Marking an anniversary: Bobby Kennedy’s visit to city precedes tragedy

This month is the 50th anniversary of Robert Kennedy’s visit to Hamtramck. He was campaigning to seek the Democratic presidential nomination. He died a month later in Los Angeles after being shot by an assassin. Photo courtesy of the Hamtramck Historical Museum

This month is the 50th anniversary of Robert Kennedy’s visit to Hamtramck. He was campaigning to seek the Democratic presidential nomination. He died a month later in Los Angeles after being shot by an assassin. Photo courtesy of the Hamtramck Historical Museum

 
A few years ago Greg Kowalski wrote about the anniversary of Robert Kennedy’s visit to Hamtramck.
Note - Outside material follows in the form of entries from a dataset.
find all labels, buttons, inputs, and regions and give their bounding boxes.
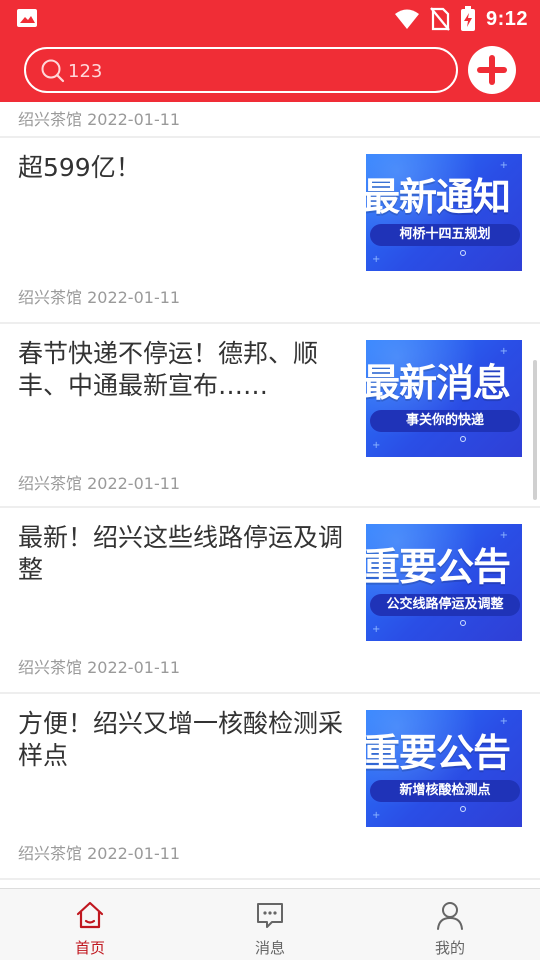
thumb-caption: 柯桥十四五规划	[370, 224, 520, 246]
search-input[interactable]	[68, 57, 438, 85]
no-sim-icon	[430, 7, 450, 31]
news-title: 最新！绍兴这些线路停运及调整	[18, 523, 344, 584]
sparkle-icon: +	[499, 160, 508, 171]
thumb-caption: 新增核酸检测点	[370, 780, 520, 802]
tab-profile[interactable]: 我的	[360, 889, 540, 960]
news-title: 春节快递不停运！德邦、顺丰、中通最新宣布……	[18, 339, 319, 400]
home-icon	[76, 901, 104, 929]
image-icon	[17, 9, 37, 27]
tab-label: 消息	[254, 939, 285, 957]
news-feed[interactable]: 绍兴茶馆 2022-01-11 超599亿！ + + 最新通知 柯桥十四五规划 …	[0, 102, 540, 888]
tab-messages[interactable]: 消息	[180, 889, 360, 960]
status-time: 9:12	[485, 7, 528, 30]
tab-label: 首页	[74, 939, 105, 957]
article-meta: 绍兴茶馆 2022-01-11	[18, 658, 181, 677]
message-icon	[257, 903, 283, 928]
news-title: 方便！绍兴又增一核酸检测采样点	[18, 709, 344, 770]
sparkle-icon: +	[372, 624, 381, 635]
battery-charging-icon	[460, 6, 475, 31]
news-item[interactable]: 超599亿！ + + 最新通知 柯桥十四五规划 绍兴茶馆 2022-01-11	[0, 138, 540, 322]
sparkle-icon: +	[372, 440, 381, 451]
sparkle-icon: +	[372, 810, 381, 821]
thumb-heading: 最新消息	[366, 361, 511, 405]
thumb-heading: 最新通知	[366, 175, 511, 219]
status-bar: 9:12	[0, 0, 540, 38]
thumb-caption: 公交线路停运及调整	[370, 594, 520, 616]
search-bar[interactable]	[24, 47, 458, 93]
user-icon	[437, 902, 463, 930]
wifi-icon	[394, 9, 419, 29]
thumb-heading: 重要公告	[366, 545, 511, 589]
sparkle-icon: +	[499, 530, 508, 541]
scrollbar[interactable]	[533, 360, 537, 500]
article-meta: 绍兴茶馆 2022-01-11	[18, 474, 181, 493]
article-meta: 绍兴茶馆 2022-01-11	[18, 288, 181, 307]
app-header: 9:12	[0, 0, 540, 102]
article-meta: 绍兴茶馆 2022-01-11	[18, 844, 181, 863]
news-thumbnail: + + 重要公告 公交线路停运及调整	[366, 524, 522, 641]
thumb-heading: 重要公告	[366, 731, 511, 775]
news-item[interactable]: 方便！绍兴又增一核酸检测采样点 + + 重要公告 新增核酸检测点 绍兴茶馆 20…	[0, 694, 540, 878]
news-item[interactable]: 最新！绍兴这些线路停运及调整 + + 重要公告 公交线路停运及调整 绍兴茶馆 2…	[0, 508, 540, 692]
sparkle-icon: +	[499, 716, 508, 727]
tab-home[interactable]: 首页	[0, 889, 180, 960]
sparkle-icon: +	[499, 346, 508, 357]
news-item[interactable]: 春节快递不停运！德邦、顺丰、中通最新宣布…… + + 最新消息 事关你的快递 绍…	[0, 324, 540, 508]
bottom-navigation: 首页 消息 我的	[0, 888, 540, 960]
search-icon	[41, 59, 65, 83]
news-thumbnail: + + 最新消息 事关你的快递	[366, 340, 522, 457]
divider	[0, 878, 540, 880]
thumb-caption: 事关你的快递	[370, 410, 520, 432]
add-button[interactable]	[468, 46, 516, 94]
article-meta: 绍兴茶馆 2022-01-11	[18, 110, 181, 129]
sparkle-icon: +	[372, 254, 381, 265]
news-thumbnail: + + 最新通知 柯桥十四五规划	[366, 154, 522, 271]
tab-label: 我的	[434, 939, 465, 957]
news-thumbnail: + + 重要公告 新增核酸检测点	[366, 710, 522, 827]
news-title: 超599亿！	[18, 153, 141, 182]
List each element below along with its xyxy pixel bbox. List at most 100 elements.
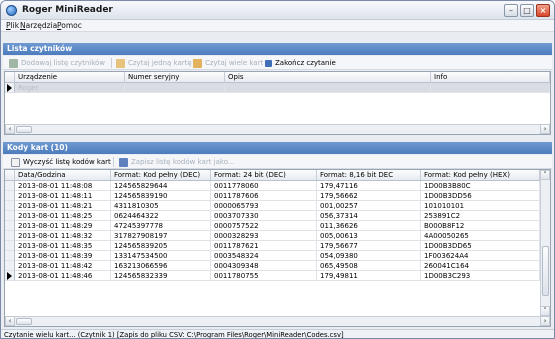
- code-24bit-dec-cell[interactable]: 0011780755: [211, 271, 317, 281]
- minimize-button[interactable]: –: [504, 4, 518, 17]
- scroll-thumb[interactable]: [16, 318, 32, 325]
- column-header[interactable]: Opis: [225, 72, 431, 83]
- date-time-cell[interactable]: 2013-08-01 11:48:25: [15, 211, 111, 221]
- full-code-dec-cell[interactable]: 163213066596: [111, 261, 211, 271]
- code-8-16bit-dec-cell[interactable]: 054,09380: [317, 251, 421, 261]
- date-time-cell[interactable]: 2013-08-01 11:48:35: [15, 241, 111, 251]
- code-8-16bit-dec-cell[interactable]: 179,49811: [317, 271, 421, 281]
- reader-serial-cell[interactable]: [125, 83, 225, 93]
- menu-file[interactable]: Plik: [6, 21, 19, 30]
- column-header[interactable]: Format: Kod pełny (HEX): [421, 170, 540, 181]
- row-indicator: [5, 191, 15, 201]
- date-time-cell[interactable]: 2013-08-01 11:48:39: [15, 251, 111, 261]
- full-code-hex-cell[interactable]: 4A00050265: [421, 231, 540, 241]
- full-code-hex-cell[interactable]: 101010101: [421, 201, 540, 211]
- scroll-down-button[interactable]: ˅: [540, 306, 550, 316]
- full-code-hex-cell[interactable]: 253891C2: [421, 211, 540, 221]
- date-time-cell[interactable]: 2013-08-01 11:48:11: [15, 191, 111, 201]
- full-code-hex-cell[interactable]: 1D00B3C293: [421, 271, 540, 281]
- code-8-16bit-dec-cell[interactable]: 179,56662: [317, 191, 421, 201]
- full-code-dec-cell[interactable]: 124565839190: [111, 191, 211, 201]
- scroll-up-button[interactable]: ˄: [540, 170, 550, 180]
- code-24bit-dec-cell[interactable]: 0000328293: [211, 231, 317, 241]
- date-time-cell[interactable]: 2013-08-01 11:48:08: [15, 181, 111, 191]
- read-many-cards-button[interactable]: Czytaj wiele kart: [193, 58, 263, 68]
- chevron-up-icon: ˄: [543, 171, 547, 179]
- code-24bit-dec-cell[interactable]: 0011787621: [211, 241, 317, 251]
- save-card-list-label: Zapisz listę kodów kart jako...: [131, 158, 235, 166]
- scroll-right-button[interactable]: ›: [540, 316, 550, 326]
- maximize-button[interactable]: □: [520, 4, 534, 17]
- code-8-16bit-dec-cell[interactable]: 179,47116: [317, 181, 421, 191]
- cards-vertical-scrollbar[interactable]: ˄ ˅: [540, 170, 550, 316]
- scroll-left-button[interactable]: ‹: [5, 316, 15, 326]
- column-header[interactable]: Urządzenie: [15, 72, 125, 83]
- full-code-hex-cell[interactable]: 1D00B3DD65: [421, 241, 540, 251]
- scroll-thumb[interactable]: [16, 126, 32, 133]
- full-code-hex-cell[interactable]: B000B8F12: [421, 221, 540, 231]
- read-one-card-button[interactable]: Czytaj jedną kartę: [116, 58, 192, 68]
- readers-toolbar: Dodawaj listę czytników Czytaj jedną kar…: [3, 56, 552, 70]
- column-header[interactable]: Format: Kod pełny (DEC): [111, 170, 211, 181]
- close-button[interactable]: ×: [536, 4, 550, 17]
- column-header[interactable]: Format: 8,16 bit DEC: [317, 170, 421, 181]
- row-indicator: [5, 261, 15, 271]
- save-card-list-button[interactable]: Zapisz listę kodów kart jako...: [119, 157, 235, 167]
- code-8-16bit-dec-cell[interactable]: 179,56677: [317, 241, 421, 251]
- column-header[interactable]: Numer seryjny: [125, 72, 225, 83]
- add-readers-button[interactable]: Dodawaj listę czytników: [9, 58, 105, 68]
- column-header[interactable]: Info: [431, 72, 550, 83]
- code-8-16bit-dec-cell[interactable]: 065,49508: [317, 261, 421, 271]
- code-24bit-dec-cell[interactable]: 0003548324: [211, 251, 317, 261]
- full-code-dec-cell[interactable]: 47245397778: [111, 221, 211, 231]
- full-code-dec-cell[interactable]: 4311810305: [111, 201, 211, 211]
- reader-device-cell[interactable]: Roger: [15, 83, 125, 93]
- menu-help[interactable]: Pomoc: [57, 21, 82, 30]
- full-code-dec-cell[interactable]: 0624464322: [111, 211, 211, 221]
- scroll-right-button[interactable]: ›: [540, 124, 550, 134]
- date-time-cell[interactable]: 2013-08-01 11:48:42: [15, 261, 111, 271]
- code-24bit-dec-cell[interactable]: 0011778060: [211, 181, 317, 191]
- code-8-16bit-dec-cell[interactable]: 011,36626: [317, 221, 421, 231]
- date-time-cell[interactable]: 2013-08-01 11:48:46: [15, 271, 111, 281]
- full-code-dec-cell[interactable]: 317827908197: [111, 231, 211, 241]
- code-24bit-dec-cell[interactable]: 0011787606: [211, 191, 317, 201]
- code-24bit-dec-cell[interactable]: 0000757522: [211, 221, 317, 231]
- column-header[interactable]: Format: 24 bit (DEC): [211, 170, 317, 181]
- date-time-cell[interactable]: 2013-08-01 11:48:21: [15, 201, 111, 211]
- title-bar[interactable]: Roger MiniReader – □ ×: [1, 1, 554, 20]
- code-24bit-dec-cell[interactable]: 0003707330: [211, 211, 317, 221]
- full-code-hex-cell[interactable]: 260041C164: [421, 261, 540, 271]
- menu-tools[interactable]: Narzędzia: [20, 21, 57, 30]
- code-8-16bit-dec-cell[interactable]: 005,00613: [317, 231, 421, 241]
- readers-panel-header: Lista czytników: [3, 43, 552, 55]
- full-code-hex-cell[interactable]: 1F003624A4: [421, 251, 540, 261]
- column-header[interactable]: Data/Godzina: [15, 170, 111, 181]
- row-header-corner: [5, 170, 15, 181]
- cards-horizontal-scrollbar[interactable]: ‹ ›: [5, 316, 550, 326]
- stop-reading-button[interactable]: Zakończ czytanie: [265, 58, 336, 68]
- code-24bit-dec-cell[interactable]: 0004309348: [211, 261, 317, 271]
- date-time-cell[interactable]: 2013-08-01 11:48:32: [15, 231, 111, 241]
- readers-horizontal-scrollbar[interactable]: ‹ ›: [5, 124, 550, 134]
- code-24bit-dec-cell[interactable]: 0000065793: [211, 201, 317, 211]
- chevron-left-icon: ‹: [8, 125, 12, 133]
- full-code-dec-cell[interactable]: 124565839205: [111, 241, 211, 251]
- full-code-dec-cell[interactable]: 124565829644: [111, 181, 211, 191]
- read-one-card-label: Czytaj jedną kartę: [128, 59, 192, 67]
- clear-card-list-button[interactable]: Wyczyść listę kodów kart: [11, 157, 111, 167]
- full-code-hex-cell[interactable]: 1D00B3DD56: [421, 191, 540, 201]
- scroll-thumb[interactable]: [542, 246, 549, 296]
- code-8-16bit-dec-cell[interactable]: 001,00257: [317, 201, 421, 211]
- code-8-16bit-dec-cell[interactable]: 056,37314: [317, 211, 421, 221]
- cards-table: Data/Godzina Format: Kod pełny (DEC) For…: [4, 169, 551, 327]
- full-code-hex-cell[interactable]: 1D00B3B80C: [421, 181, 540, 191]
- clear-list-icon: [11, 157, 20, 167]
- row-indicator: [5, 251, 15, 261]
- date-time-cell[interactable]: 2013-08-01 11:48:29: [15, 221, 111, 231]
- full-code-dec-cell[interactable]: 124565832339: [111, 271, 211, 281]
- reader-description-cell[interactable]: [225, 83, 431, 93]
- scroll-left-button[interactable]: ‹: [5, 124, 15, 134]
- full-code-dec-cell[interactable]: 133147534500: [111, 251, 211, 261]
- reader-info-cell[interactable]: [431, 83, 550, 93]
This year marks the 50th anniversary of that visit. In commemoration of that visit, we are reprinting an updated version of Kowalski’s story.

By Greg Kowalski
It was 50 years ago that Robert “Bobby” Kennedy drove down Jos. Campau on May 15, greeting thousands of well-wishers and just curious folks who wanted to see the famous member of the Kennedy clan.
Four weeks later he was dead, gunned down by assassin Sirhan Sirhan in Los Angeles.
Kennedy’s trip to Hamtramck in 1968 elated his supporters. He was in the running for president, and he carried a lot of momentum just by being a Kennedy, the brother of John F. Kennedy who himself had been slain by an assassin five years earlier. And both brothers had visited Hamtramck, John having been here in 1960 shortly before being elected president and again after the election.
Bobby only made one trip, but it was memorable in itself. In June, 1968, days after his death, local photographer Tony Tenerowicz, who had photographed John and Bobby during their visits, recalled Bobby’s quick trip through town.
“Robert Kennedy was not a friendly as his brother,” Tenerowicz said. “He was a more forceful politician — made more of a business of it. My impression of John F. Kennedy was that he was a softer spokesman. You felt more relaxed around him.”
Yet Robert Kennedy was not a “distant” person. “He seemed to be trying to reach out to the ethnic groups in his speeches,” Tenerowicz said. “Here he wanted to shake the hands of all the children who lined Caniff and Jos. Campau, as well as older folks…”
Those who met with Kennedy said he was in good spirits as he rode down Jos. Campau, where thousands of people lined the streets. Kennedy had come to Hamtramck after speaking at a youth rally in downtown Detroit. He also toured Detroit’s 12th Street area, where the riot had erupted less than a year earlier.
Because of heavy traffic Kennedy was late in arriving at Hamtramck. Mayor Joseph Grzecki and Councilmen Eugene Pluto and Edward Kondrat were parked at the railroad tracks at Caniff for 90 minutes waiting for Kennedy to arrive.
It was an unusually hot day, and the wait became increasingly uncomfortable. Workers from the nearby Celanese plant, who were lined up along Caniff, began to give up and leave. Finally a worker from the plant brought out a tray full of cups of water.
When Kennedy did appear, Grzecki was hustled into Kennedy’s car, and they sped into the city. The ride through town was fairly quick, culminating at a big gathering at the Dodge Main plant before Kennedy left for the airport and the next campaign stop.
Bobby Kennedy was just one of a host of presidents and politicians who have visited Hamtramck through the years. Presidents Roosevelt, Truman, Kennedy, Bush Sr., Clinton and Reagan (just before he was elected) all came to Hamtramck.
So did such political leaders as Hubert Humphrey, Thomas “Tip” O’Neill, Edmund Muskie, Michael Dukakis, Adlai Stevenson and many more.
But the visits by both Kennedys were special. Perhaps it was because both men were so legendary and their lives ended so tragically. The city was stunned after both Kennedys were shot but Bobby’s death carried a special impact, as he had just been in Hamtramck.